Medical concept normalization aims to map a variable length message such as, ’unable to sleep’ to an entry in a target medical lexicon, such as ’Insomnia’. Current approaches formulate medical concept normalization as a supervised text classification problem. This formulation has several drawbacks. First, creating training data requires manually mapping medical concept mentions to their corresponding entries in a target lexicon. Second, these models fail to map a mention to the target concepts which were not encountered during the training phase. Lastly, these models have to be retrained from scratch whenever new concepts are added to the target lexicon. In this work we propose a method which overcomes these limitations.

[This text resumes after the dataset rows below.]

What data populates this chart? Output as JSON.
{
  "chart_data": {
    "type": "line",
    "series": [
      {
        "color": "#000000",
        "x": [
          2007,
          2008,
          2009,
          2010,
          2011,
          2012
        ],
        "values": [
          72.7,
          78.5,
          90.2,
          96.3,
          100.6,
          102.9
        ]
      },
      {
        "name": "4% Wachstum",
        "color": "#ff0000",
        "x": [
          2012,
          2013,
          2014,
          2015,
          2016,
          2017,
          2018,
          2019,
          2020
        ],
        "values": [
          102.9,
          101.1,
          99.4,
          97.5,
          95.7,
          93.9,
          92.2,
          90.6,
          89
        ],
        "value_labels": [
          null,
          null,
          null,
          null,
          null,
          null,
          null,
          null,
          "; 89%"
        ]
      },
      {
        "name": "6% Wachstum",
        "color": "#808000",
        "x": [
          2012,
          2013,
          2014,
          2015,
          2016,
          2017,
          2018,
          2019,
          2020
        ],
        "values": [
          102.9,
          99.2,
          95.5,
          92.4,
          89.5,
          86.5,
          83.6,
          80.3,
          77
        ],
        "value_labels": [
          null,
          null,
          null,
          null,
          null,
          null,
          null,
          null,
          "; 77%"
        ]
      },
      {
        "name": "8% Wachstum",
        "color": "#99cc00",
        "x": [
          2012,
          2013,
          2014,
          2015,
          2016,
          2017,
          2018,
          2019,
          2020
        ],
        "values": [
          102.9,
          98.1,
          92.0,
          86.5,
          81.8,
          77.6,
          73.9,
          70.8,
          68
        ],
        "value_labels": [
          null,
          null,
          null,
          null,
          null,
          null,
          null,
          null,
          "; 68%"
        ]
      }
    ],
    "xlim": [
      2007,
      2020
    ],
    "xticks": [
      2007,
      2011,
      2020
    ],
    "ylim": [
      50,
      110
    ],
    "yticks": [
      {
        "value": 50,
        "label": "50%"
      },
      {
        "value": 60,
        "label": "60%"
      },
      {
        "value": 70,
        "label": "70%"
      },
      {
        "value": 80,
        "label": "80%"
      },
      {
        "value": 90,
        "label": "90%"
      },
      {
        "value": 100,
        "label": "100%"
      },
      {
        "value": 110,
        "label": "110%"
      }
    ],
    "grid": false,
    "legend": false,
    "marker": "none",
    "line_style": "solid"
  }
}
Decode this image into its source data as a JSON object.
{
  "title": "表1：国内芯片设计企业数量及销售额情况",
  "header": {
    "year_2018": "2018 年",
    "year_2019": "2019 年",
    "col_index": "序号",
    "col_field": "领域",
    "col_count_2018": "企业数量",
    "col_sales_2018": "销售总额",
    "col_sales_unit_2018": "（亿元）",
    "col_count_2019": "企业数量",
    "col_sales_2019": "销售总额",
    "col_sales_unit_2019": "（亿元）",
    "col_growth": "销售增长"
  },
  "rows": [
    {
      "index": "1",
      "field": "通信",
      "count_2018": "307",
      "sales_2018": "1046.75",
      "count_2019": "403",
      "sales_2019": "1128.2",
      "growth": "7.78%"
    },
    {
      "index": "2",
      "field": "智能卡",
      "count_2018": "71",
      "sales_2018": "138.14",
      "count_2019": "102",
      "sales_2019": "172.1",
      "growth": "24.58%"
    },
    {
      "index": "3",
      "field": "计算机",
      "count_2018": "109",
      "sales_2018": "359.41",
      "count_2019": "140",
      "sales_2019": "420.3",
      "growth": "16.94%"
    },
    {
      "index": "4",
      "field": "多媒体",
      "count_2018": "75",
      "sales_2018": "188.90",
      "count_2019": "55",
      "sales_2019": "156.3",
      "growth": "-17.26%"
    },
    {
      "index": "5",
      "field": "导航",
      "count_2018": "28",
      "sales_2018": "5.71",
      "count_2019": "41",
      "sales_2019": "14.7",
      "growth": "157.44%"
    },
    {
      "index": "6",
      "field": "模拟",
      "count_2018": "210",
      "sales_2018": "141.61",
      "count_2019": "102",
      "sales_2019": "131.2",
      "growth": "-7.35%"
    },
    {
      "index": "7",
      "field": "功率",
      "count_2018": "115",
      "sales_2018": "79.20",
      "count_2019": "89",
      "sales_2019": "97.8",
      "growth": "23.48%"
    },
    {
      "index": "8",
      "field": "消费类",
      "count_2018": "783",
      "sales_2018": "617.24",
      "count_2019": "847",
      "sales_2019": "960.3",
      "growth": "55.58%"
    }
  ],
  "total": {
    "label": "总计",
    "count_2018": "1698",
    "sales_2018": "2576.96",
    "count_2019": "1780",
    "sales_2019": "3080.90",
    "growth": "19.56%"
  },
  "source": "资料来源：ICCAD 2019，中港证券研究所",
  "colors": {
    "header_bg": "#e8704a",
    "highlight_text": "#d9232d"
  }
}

We first use various text and graph embedding methods to encode medical concepts into an embedding space. We then train a model which transforms concept mentions into vectors in this target embedding space. Finally, we use cosine similarity to find the nearest medical concept to a given input medical concept mention. Our model scales to millions of target concepts and trivially accommodates growing target lexicon size without incurring significant computational cost. Experimental results show that our model outperforms the previous state-of-the-art by 4.2{%} and 6.3{%} classification accuracy across two benchmark datasets. We also present a variety of studies to evaluate the robustness of our model under different training conditions.